Another key factor contributing to the overall complexity of the Nabilone, Nabiximols and Dronabinol commercialisation and medical use is that cannabis (including its extracts, tinctures, and resins) and THC are still classified under the Ukrainian scheduling system as fully prohibited narcotic and psychotropic substances. This means that even minor deviations from the strict bureaucratic procedures would lead to interference from law enforcement.
However, it is expected that the Ukrainian parliament will consider further steps aimed at liberalising cannabis for medical use, including a more coherent, straightforward, simplified and transparent procedure for the commercialisation and medical use of Nabilone, Nabiximols and Dronabinol.
The legal status of CBD isolate and CBD isolate-based products in Ukraine
Ukrainian legislation does not explicitly define CBD as a controlled substance. However, the law prohibits extracting substances from industrial hemp—the only type allowed for cultivation in Ukraine. Therefore, it is not permitted to extract and process CBD from locally grown industrial hemp.
Historically, there were no explicit bans on the importation of products containing CBD (such as oils, veterinary products, cosmetics, etc.) into Ukraine from other countries and their commercialisation. Due to the lack of clear regulation on CBD, the de-facto existing commercialisation of CBD-based products was associated with significant risks.
Under the new wording of the Resolution #770, CBD isolate and CBD isolate-based products are confirmed to be uncontrolled substances, which means that as of 9 April 2021, no restrictions applicable to controlled substances apply to those products.

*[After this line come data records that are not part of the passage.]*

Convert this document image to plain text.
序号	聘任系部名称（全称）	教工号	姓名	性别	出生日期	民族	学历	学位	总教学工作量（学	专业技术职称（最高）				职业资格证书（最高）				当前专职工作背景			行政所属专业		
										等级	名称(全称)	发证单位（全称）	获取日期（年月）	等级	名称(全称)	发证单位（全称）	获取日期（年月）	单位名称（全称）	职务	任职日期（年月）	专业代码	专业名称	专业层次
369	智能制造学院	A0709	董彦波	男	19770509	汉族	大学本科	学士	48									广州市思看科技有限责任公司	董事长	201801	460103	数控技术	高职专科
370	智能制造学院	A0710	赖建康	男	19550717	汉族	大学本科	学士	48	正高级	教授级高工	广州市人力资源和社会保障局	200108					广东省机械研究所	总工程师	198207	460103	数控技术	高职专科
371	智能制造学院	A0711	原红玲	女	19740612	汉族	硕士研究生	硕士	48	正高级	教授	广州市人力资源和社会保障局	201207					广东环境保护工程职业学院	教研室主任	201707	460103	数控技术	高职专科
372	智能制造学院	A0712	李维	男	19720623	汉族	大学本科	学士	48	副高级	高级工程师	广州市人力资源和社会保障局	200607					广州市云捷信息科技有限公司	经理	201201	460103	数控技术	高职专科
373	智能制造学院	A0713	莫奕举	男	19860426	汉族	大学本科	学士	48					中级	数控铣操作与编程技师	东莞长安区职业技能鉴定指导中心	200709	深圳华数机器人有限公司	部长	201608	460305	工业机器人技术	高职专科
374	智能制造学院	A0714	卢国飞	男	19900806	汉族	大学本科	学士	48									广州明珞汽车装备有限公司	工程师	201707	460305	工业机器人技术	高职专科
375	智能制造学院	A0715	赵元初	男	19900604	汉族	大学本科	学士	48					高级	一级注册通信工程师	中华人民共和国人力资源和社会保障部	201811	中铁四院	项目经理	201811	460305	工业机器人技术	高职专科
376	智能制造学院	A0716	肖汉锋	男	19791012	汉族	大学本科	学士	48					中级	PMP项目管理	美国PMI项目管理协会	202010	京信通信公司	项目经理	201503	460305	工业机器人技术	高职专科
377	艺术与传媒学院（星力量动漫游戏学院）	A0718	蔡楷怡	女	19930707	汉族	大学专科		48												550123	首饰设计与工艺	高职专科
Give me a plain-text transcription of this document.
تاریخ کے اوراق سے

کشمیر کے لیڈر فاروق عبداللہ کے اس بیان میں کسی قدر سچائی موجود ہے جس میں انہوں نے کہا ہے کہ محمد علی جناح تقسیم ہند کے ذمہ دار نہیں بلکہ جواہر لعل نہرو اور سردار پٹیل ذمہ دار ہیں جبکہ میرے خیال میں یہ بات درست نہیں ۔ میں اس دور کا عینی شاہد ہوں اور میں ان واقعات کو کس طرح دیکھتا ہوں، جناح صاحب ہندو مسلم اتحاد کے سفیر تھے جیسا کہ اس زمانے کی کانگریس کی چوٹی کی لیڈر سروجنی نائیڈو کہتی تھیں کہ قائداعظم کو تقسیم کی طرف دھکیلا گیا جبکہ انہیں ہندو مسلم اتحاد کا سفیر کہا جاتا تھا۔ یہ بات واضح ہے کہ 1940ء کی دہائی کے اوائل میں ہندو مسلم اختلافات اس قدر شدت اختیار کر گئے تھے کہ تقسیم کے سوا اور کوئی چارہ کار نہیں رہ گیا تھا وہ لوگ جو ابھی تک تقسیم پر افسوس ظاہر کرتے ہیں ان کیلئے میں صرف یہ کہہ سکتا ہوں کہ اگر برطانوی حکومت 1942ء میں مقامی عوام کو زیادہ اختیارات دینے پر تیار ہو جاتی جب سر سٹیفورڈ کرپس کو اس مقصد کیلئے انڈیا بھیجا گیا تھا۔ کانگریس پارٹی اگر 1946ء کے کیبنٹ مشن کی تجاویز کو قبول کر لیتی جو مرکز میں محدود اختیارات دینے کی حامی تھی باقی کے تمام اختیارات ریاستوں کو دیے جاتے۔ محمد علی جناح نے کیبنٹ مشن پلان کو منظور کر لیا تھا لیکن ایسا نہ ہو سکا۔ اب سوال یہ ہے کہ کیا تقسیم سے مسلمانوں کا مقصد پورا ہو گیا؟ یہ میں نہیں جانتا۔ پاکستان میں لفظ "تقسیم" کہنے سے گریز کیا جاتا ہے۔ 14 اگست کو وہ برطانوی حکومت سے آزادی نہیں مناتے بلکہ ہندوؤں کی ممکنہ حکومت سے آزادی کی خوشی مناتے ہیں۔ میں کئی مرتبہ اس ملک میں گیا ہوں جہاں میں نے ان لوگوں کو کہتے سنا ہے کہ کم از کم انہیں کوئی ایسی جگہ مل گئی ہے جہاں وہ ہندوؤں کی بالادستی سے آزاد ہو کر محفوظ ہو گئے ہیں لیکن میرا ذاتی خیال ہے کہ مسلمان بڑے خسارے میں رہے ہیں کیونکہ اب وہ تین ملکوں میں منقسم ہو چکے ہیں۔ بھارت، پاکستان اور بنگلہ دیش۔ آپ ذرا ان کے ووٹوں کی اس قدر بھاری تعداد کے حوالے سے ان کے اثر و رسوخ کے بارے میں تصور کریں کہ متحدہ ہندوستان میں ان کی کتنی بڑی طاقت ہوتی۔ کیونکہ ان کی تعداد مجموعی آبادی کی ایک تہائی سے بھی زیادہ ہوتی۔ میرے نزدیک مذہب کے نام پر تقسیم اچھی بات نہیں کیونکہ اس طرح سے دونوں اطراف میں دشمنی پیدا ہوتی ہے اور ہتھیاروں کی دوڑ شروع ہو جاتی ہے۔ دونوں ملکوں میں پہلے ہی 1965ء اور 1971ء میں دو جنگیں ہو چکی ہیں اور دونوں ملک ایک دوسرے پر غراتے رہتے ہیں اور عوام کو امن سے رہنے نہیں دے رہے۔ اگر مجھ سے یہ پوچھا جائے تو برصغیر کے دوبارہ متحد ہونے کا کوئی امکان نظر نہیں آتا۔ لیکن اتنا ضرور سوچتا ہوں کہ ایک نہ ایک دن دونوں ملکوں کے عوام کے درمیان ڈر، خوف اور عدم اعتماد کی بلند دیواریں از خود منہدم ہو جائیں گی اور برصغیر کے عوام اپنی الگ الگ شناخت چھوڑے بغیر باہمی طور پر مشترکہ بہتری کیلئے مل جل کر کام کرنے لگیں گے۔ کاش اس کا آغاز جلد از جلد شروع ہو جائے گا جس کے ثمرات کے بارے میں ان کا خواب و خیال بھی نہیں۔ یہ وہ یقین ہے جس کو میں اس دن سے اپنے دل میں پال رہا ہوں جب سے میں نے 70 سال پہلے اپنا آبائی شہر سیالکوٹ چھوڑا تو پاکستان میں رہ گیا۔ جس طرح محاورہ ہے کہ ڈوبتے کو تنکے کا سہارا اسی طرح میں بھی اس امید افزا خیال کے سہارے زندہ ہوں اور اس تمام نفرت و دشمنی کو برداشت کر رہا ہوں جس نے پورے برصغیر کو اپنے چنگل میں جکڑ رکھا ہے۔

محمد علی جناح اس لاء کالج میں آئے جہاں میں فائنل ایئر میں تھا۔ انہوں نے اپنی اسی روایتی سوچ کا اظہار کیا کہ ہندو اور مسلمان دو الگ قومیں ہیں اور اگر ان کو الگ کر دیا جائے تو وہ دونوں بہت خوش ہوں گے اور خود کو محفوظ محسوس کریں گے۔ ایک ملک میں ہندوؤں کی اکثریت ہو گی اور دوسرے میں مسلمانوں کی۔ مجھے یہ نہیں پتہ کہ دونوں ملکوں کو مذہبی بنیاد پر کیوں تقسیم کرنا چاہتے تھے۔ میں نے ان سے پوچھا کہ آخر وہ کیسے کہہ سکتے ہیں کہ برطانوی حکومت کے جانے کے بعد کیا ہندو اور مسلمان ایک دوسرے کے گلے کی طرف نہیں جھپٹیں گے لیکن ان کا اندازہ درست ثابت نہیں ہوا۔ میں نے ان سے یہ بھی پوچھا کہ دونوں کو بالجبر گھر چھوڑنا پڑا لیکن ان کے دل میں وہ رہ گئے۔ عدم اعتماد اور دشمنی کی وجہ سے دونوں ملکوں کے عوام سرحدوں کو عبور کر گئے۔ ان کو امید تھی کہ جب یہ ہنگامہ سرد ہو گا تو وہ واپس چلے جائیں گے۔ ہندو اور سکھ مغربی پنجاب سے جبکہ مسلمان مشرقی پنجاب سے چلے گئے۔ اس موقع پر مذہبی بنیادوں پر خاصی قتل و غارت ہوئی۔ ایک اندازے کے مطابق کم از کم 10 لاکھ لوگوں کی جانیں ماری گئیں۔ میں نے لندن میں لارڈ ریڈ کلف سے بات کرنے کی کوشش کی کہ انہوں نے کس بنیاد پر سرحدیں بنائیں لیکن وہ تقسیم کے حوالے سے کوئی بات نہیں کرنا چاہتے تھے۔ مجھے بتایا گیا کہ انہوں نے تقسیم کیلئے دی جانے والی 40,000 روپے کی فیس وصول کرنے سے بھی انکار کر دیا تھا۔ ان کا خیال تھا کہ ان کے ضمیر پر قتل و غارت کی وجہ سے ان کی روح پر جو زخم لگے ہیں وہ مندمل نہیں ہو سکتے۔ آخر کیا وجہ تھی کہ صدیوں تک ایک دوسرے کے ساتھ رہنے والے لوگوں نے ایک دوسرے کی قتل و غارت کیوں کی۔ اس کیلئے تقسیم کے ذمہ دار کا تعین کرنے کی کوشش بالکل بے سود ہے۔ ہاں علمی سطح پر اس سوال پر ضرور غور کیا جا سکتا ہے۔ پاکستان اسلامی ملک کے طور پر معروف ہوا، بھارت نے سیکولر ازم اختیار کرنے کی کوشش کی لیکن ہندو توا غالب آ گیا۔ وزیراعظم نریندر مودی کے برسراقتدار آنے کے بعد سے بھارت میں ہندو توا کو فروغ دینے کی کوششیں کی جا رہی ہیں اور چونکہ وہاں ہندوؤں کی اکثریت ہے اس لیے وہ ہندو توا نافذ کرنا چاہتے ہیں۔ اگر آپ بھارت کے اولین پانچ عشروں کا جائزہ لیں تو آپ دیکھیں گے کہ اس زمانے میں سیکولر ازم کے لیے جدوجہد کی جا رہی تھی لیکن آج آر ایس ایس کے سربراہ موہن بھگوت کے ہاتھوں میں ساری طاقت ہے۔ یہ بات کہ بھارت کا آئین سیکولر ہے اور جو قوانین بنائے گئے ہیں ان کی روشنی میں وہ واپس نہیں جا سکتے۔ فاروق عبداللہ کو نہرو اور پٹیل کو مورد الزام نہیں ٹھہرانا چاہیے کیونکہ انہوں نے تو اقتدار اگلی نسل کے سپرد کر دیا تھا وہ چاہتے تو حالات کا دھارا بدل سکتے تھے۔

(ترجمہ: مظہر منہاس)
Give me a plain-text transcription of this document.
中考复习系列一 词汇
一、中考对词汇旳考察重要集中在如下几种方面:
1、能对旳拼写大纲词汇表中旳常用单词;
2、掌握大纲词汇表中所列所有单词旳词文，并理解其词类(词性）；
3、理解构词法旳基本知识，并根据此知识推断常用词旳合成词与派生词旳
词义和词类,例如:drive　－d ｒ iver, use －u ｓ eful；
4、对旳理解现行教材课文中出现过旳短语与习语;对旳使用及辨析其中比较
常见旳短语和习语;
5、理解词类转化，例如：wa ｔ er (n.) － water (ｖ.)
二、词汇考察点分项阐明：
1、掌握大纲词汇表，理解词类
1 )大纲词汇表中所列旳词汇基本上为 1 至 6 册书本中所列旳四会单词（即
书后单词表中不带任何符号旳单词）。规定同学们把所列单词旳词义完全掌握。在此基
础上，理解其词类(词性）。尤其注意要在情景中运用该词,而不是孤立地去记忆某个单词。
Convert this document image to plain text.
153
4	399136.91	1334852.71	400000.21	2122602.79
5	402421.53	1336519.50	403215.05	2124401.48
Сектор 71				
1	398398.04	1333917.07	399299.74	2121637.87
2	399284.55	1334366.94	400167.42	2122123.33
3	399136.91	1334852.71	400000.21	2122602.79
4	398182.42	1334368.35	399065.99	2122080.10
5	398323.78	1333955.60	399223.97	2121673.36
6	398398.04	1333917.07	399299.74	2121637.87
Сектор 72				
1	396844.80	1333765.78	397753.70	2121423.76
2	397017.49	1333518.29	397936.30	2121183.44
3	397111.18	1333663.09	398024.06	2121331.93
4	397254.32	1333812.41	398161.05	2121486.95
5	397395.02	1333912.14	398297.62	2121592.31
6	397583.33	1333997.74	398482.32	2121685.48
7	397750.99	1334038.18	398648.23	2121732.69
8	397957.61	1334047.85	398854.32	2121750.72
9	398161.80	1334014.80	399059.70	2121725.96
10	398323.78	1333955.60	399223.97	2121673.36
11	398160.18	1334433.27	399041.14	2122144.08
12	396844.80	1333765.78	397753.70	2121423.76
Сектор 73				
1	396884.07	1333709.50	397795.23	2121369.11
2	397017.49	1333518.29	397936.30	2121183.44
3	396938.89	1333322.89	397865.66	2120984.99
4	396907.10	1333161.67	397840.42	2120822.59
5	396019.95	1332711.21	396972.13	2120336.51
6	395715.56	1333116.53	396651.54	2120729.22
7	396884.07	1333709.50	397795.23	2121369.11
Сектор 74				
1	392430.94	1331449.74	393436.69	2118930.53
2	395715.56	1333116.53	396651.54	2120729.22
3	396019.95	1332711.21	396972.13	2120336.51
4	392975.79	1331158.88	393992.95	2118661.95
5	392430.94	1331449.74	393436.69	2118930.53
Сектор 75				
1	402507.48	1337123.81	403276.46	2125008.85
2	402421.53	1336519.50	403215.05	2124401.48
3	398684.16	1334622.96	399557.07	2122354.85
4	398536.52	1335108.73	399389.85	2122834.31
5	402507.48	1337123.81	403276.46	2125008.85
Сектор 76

A clear definition of the legal status of CBD isolate is undoubtedly a positive development. Still, it leaves room for interpretation of the legal status of full- and broad-spectrum CBD products in Ukraine, which remain in a grey zone. Moreover, the absence of purity criteria for CBD isolate leaves it up to law enforcement authorities to decide whether a product is actually CBD isolate-based or not.
While there is no detailed regulation regarding CBD-based cosmetics and oils in Ukraine, CBD-based food products might be subject to registration as novel foods under Ukrainian laws. Although the procedure of novel food registration, adopted in light of the EU-Ukraine Association Agreement in 2014, is in force and formally binding, in practice no products have been registered yet under this procedure due to the unclear provisions in the legislation and lack of detailed regulation.
Another important outcome of assigning CBD isolate with uncontrolled substance status is the green light for marketing authorisation and further simplified commercialisation of medicines with CBD isolate as an/the active substance (including, Epidiolex® and Epidyolex®). This was officially confirmed in clarifications recently issued by the Ukrainian Ministry of Health.